Le mot adiaphoron signifie « les choses indifférentes ». Il s’agit à l’origine d’un concept stoïcien utilisé pour indiquer les choses neutres moralement, c’est-à-dire les choses qui ne sont ni prescrites ni interdites.

Le ministère pastorale relève de l’essence de l’Église : pas de ministère pastoral, pas d’Église !

Un pasteur du Désert, après la révocation de l’Édit de Nantes.

Nos Confessions de Foi

Cette affirmation fondamentale est attestée très clairement par les Confessions de Foi de la Réforme. Pour n’en mentionner que deux, voici ce que dit la Seconde Confession Helvétique (rédigée par Heinrich Bullinger), ainsi que la Confession de Foi de La Rochelle, qui est de la plume de Calvin :

Dieu a toujours employé des ministres pour rassembler ou établir son Église, pour la gouverner et la conserver. Il fait de même aujourd’hui encore, et il agira ainsi aussi longtemps que l’Église sera sur la terre. L’origine, l’institution et les fonctions des ministres sont donc anciennes ; elles remontent à Dieu lui-même et non à une institution nouvelle ou humaine.
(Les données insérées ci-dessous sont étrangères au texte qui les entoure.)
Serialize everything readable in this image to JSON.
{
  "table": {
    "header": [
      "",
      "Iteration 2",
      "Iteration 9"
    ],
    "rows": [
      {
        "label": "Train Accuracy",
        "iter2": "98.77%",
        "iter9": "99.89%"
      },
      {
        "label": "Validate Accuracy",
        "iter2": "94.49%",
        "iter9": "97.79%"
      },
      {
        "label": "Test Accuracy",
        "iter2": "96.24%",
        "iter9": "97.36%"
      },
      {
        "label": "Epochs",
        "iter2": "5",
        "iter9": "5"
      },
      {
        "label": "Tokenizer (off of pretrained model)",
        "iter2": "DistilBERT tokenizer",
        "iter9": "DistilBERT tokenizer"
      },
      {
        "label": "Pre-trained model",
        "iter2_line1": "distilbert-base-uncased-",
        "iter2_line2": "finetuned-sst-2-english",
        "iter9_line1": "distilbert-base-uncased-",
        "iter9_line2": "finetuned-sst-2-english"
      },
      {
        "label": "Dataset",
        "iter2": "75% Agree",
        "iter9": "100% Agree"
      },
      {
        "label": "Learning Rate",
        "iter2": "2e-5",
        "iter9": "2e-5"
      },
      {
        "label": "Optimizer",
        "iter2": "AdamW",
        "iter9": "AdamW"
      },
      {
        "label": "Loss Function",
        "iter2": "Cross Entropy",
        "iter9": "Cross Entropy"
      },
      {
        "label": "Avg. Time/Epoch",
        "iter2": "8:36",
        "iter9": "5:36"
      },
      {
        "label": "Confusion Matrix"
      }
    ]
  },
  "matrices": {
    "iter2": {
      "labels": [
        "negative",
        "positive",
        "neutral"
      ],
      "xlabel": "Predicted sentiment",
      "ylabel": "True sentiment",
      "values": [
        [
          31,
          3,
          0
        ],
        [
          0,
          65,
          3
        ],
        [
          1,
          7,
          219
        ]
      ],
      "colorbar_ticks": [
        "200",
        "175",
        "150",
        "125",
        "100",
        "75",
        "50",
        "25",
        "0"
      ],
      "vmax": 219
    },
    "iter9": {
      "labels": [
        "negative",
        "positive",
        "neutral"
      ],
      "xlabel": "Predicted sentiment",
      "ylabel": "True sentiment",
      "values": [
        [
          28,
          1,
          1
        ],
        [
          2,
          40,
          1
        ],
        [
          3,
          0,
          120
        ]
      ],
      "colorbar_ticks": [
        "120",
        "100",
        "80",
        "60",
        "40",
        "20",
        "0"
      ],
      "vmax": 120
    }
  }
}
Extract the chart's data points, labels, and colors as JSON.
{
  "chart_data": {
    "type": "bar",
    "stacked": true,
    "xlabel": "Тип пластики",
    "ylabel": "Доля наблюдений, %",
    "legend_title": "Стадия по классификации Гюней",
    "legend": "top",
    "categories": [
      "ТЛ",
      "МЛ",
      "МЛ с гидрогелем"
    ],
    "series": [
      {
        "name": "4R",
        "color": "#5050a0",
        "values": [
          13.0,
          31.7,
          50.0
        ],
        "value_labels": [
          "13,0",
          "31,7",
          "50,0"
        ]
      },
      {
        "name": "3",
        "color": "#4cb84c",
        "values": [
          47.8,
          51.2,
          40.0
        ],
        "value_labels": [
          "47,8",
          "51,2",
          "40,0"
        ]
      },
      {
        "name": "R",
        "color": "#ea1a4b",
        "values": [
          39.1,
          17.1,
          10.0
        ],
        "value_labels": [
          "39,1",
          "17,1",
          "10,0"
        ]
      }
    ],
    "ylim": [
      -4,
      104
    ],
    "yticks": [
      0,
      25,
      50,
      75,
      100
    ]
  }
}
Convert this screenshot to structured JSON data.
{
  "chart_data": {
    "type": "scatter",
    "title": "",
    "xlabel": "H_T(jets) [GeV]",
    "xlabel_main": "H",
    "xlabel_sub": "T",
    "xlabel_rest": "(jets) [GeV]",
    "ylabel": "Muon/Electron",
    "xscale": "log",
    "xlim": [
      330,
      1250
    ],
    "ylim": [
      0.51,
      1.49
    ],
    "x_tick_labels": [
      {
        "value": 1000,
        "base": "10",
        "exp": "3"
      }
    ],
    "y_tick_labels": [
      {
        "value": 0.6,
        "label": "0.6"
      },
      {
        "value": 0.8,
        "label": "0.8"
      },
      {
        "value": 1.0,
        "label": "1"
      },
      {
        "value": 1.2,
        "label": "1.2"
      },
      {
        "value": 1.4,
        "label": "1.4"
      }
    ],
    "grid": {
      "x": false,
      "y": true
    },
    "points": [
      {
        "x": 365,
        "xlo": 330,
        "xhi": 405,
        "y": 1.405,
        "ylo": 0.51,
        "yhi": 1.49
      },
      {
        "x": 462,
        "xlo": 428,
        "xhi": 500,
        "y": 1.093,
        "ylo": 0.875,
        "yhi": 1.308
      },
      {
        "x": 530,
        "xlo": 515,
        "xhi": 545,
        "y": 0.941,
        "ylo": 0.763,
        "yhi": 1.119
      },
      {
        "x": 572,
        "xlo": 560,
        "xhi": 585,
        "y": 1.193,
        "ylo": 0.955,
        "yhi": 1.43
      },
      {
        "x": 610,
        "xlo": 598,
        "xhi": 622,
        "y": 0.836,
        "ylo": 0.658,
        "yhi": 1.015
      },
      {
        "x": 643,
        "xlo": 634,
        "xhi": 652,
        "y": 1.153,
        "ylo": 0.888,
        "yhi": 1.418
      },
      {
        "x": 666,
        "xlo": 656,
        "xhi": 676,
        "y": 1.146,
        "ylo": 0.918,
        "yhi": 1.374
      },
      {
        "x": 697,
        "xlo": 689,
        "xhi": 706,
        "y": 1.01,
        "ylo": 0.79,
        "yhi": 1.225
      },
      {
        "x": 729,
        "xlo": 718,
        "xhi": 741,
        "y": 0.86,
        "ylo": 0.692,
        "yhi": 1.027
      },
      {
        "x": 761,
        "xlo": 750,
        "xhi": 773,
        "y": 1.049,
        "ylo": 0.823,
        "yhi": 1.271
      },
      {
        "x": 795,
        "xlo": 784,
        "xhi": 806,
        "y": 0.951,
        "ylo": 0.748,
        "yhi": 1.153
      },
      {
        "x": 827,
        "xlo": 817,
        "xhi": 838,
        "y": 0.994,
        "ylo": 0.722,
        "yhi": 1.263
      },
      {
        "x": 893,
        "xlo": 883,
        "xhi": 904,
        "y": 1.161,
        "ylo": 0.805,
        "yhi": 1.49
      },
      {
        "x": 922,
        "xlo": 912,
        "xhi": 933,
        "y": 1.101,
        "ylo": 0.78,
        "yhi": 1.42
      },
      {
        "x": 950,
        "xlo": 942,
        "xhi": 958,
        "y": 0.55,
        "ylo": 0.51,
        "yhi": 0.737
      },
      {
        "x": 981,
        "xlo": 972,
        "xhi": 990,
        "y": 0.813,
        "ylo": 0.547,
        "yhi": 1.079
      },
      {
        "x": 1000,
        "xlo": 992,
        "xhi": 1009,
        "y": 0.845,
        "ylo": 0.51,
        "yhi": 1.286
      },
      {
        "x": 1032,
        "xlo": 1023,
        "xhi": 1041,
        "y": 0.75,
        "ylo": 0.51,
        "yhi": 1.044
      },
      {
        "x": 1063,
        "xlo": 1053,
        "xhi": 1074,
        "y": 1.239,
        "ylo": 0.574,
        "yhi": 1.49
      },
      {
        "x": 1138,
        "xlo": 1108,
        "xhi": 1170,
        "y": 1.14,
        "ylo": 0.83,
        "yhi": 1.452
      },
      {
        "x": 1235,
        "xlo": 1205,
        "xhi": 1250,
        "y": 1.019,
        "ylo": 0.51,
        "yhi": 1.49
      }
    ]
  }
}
Dieu est certes capable, dans sa puissance, de rassembler une Église sans aucun moyen, mais il préfère agir à travers et par le ministère des hommes. Aussi les ministres ne doivent-ils pas être considérés pour eux-mêmes, mais comme des instruments par lesquels Dieu réalise le salut des hommes. Par conséquent, nous avertissons de ne pas attribuer notre conversion et notre instruction à la seule puissance secrète du Saint-Esprit, en évacuant le ministère de l’Église. Il convient de garder constamment à l’esprit les paroles de l’apôtre : « Comment croiront-ils en celui dont ils n’ont pas entendu parler ? Et comment entendront-ils parler de lui, sans prédicateurs ? Ainsi la foi vient de ce qu’on entend, et ce qu’on entend vient de la Parole du Christ. » (Rm 10.14, 17) Ou encore, ce que le Christ a dit dans l’Évangile : « En vérité, en vérité, je vous le dis, qui reçoit celui que j’aurai envoyé me reçoit, et qui me reçoit, reçoit celui qui m’a envoyé. » (Jn 13.20) Rappelons-nous aussi les supplications du Macédonien, apparaissant dans une vision à Paul alors que celui-ci était en Asie : « Passe en Macédoine, viens à notre secours ! » (Ac 16.9) Et le même apôtre dit ailleurs : « Car nous sommes ouvriers avec Dieu. Vous êtes le champ de Dieu, l’édifice de Dieu. » (1 Co 3.9) Cependant, il faut également prendre garde de ne pas attribuer aux ministres et au ministère une importance excessive, nous rappelant les paroles du Seigneur rapportées dans l’Évangile : « Nul ne peut venir à moi, si le Père qui m’a envoyé ne l’attire » (Jn 6.44) ; et les paroles de l’apôtre : « Qu’est-ce donc qu’Apollos, et qu’est-ce que Paul ? Des serviteurs par le moyen desquels vous avez cru, selon que le Seigneur l’a donné à chacun. J’ai planté, Apollos a arrosé, mais Dieu a fait croître. Ainsi ce n’est pas celui qui plante qui est quelque chose, ni celui qui arrose, mais Dieu qui fait croître. » (1 Co 3.5-7) Nous devons donc croire que Dieu nous enseigne sa Parole extérieurement par ses ministres, et qu’il meut intérieurement le cœur des élus par le Saint-Esprit en vue de la foi. De la sorte, toute la gloire de ce bienfait doit être rapportée à Dieu seul.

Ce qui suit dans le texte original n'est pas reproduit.